Here are my questions and thoughts:
How to make the API gateway smart enough to load balnce the request if i have 2 node from the same microservice?
if one of the microservice is down how the discovery should know?
is there any similar implementation? is my design is right?
should i use Eureka or similar things?
Your design seems OK. We are also building our microservice project using API Gateway approach. All the services including the Gateway service(GW) are containerized(we use docker) Java applications(spring boot or dropwizard). Similar architecture could be built using nodejs as well. Some topics to mention related with your question:
Authentication/Authorization: The GW service is the single entry point for the clients. All the authentication/authorization operations are handled in the GW using JSON web tokens(JWT) which has nodejs libray as well. We keep authorization information like user's roles in the JWT token. Once the token is generated in the GW and returned to client, at each request the client sends the token in HTTP header then we check the token whether the client has the required role to call the specific service or the token has expired. In this approach, you don't need to keep track user's session in the server side. Actually there is no session. The required information is in the JWT token.

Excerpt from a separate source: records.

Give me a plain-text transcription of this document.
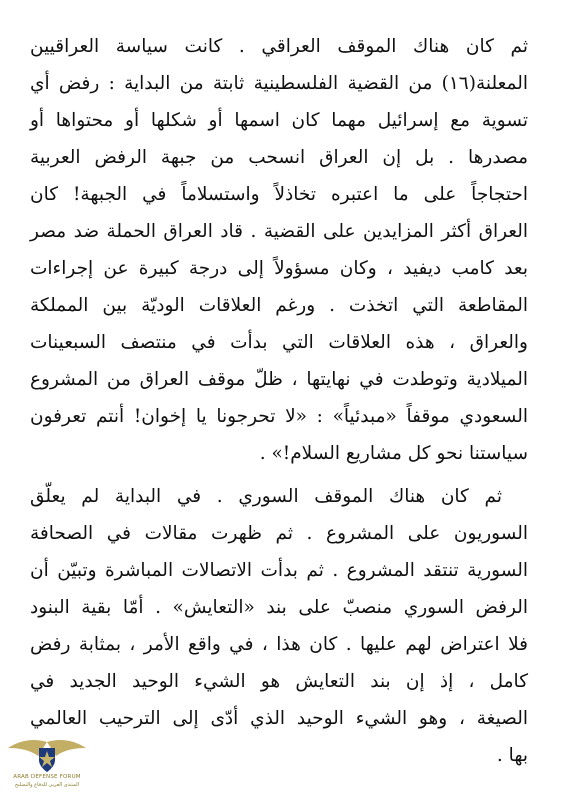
ثم كان هناك الموقف العراقي . كانت سياسة العراقيين
المعلنة(١٦) من القضية الفلسطينية ثابتة من البداية : رفض أي
تسوية مع إسرائيل مهما كان اسمها أو شكلها أو محتواها أو
مصدرها . بل إن العراق انسحب من جبهة الرفض العربية
احتجاجاً على ما اعتبره تخاذلاً واستسلاماً في الجبهة! كان
العراق أكثر المزايدين على القضية . قاد العراق الحملة ضد مصر
بعد كامب ديفيد ، وكان مسؤولاً إلى درجة كبيرة عن إجراءات
المقاطعة التي اتخذت . ورغم العلاقات الوديّة بين المملكة
والعراق ، هذه العلاقات التي بدأت في منتصف السبعينات
الميلادية وتوطدت في نهايتها ، ظلّ موقف العراق من المشروع
السعودي موقفاً «مبدئياً» : «لا تحرجونا يا إخوان! أنتم تعرفون
سياستنا نحو كل مشاريع السلام!» .

ثم كان هناك الموقف السوري . في البداية لم يعلّق
السوريون على المشروع . ثم ظهرت مقالات في الصحافة
السورية تنتقد المشروع . ثم بدأت الاتصالات المباشرة وتبيّن أن
الرفض السوري منصبّ على بند «التعايش» . أمّا بقية البنود
فلا اعتراض لهم عليها . كان هذا ، في واقع الأمر ، بمثابة رفض
كامل ، إذ إن بند التعايش هو الشيء الوحيد الجديد في
الصيغة ، وهو الشيء الوحيد الذي أدّى إلى الترحيب العالمي
بها .

ARAB DEFENSE FORUM
المنتدى العربي للدفاع والتسليح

Service Discovery/ Load balance: We use docker, docker swarm which is a docker engine clustering tool bundled in docker engine (after docker v.12.1). Our services are docker containers. Containerized approach using docker makes it easy to deploy, maintain and scale the services. At the beginning of the project, we used Haproxy, Registrator and Consul together to implement service discovery and load balancing, similar to your drawing. Then we realized, we don't need them for service discovery and load balancing as long as we create a docker network and deploy our services using docker swarm. With this approach you can easily create isolated environments for your services like dev,beta,prod in one or multiple machines by creating different networks for each environment. Once you create the network and deploy services, service discovery and load balancing is not your concern. In same docker network, each container has the DNS records of other containers and can communicate with them. With docker swarm, you can easily scale services, with one command. At each request to a service, docker distributes(load balances) the request to a instance of the service.
Your design is OK.
If your API gateway needs to implement (and thats probably the case) CAS/ some kind of Auth (via one of the services - i. e. some kind of User Service) and also should track all requests and modify the headers to bear the requester metadata (for internal ACL/scoping usage) - Your API Gateway should be done in Node, but should be under Haproxy which will care about load-balancing/HTTPS
Discovery is in correct position - if you seek one that fits your design look nowhere but Consul.
You can use consul-template or use own micro-discovery-framework for the services and API-Gateway, so they share end-point data on boot.
ACL/Authorization should be implemented per service, and first request from API Gateway should be subject to all authorization middleware.
It's smart to track the requests with API Gateway providing request ID to each request so it lifecycle could be tracked within the "inner" system.
I would add Redis for messaging/workers/queues/fast in-memory stuff like cache/cache invalidation (you can't handle all MS architecture without one) - or take RabbitMQ if you have much more distributed transaction and alot of messaging
Spin all this on containers (Docker) so it will be easier to maintain and assemble.
As for BI why you would need a service for that? You could have external ELK Elastisearch, Logstash, Kibana) and have dashboards, log aggregation, and huge big data warehouse at once.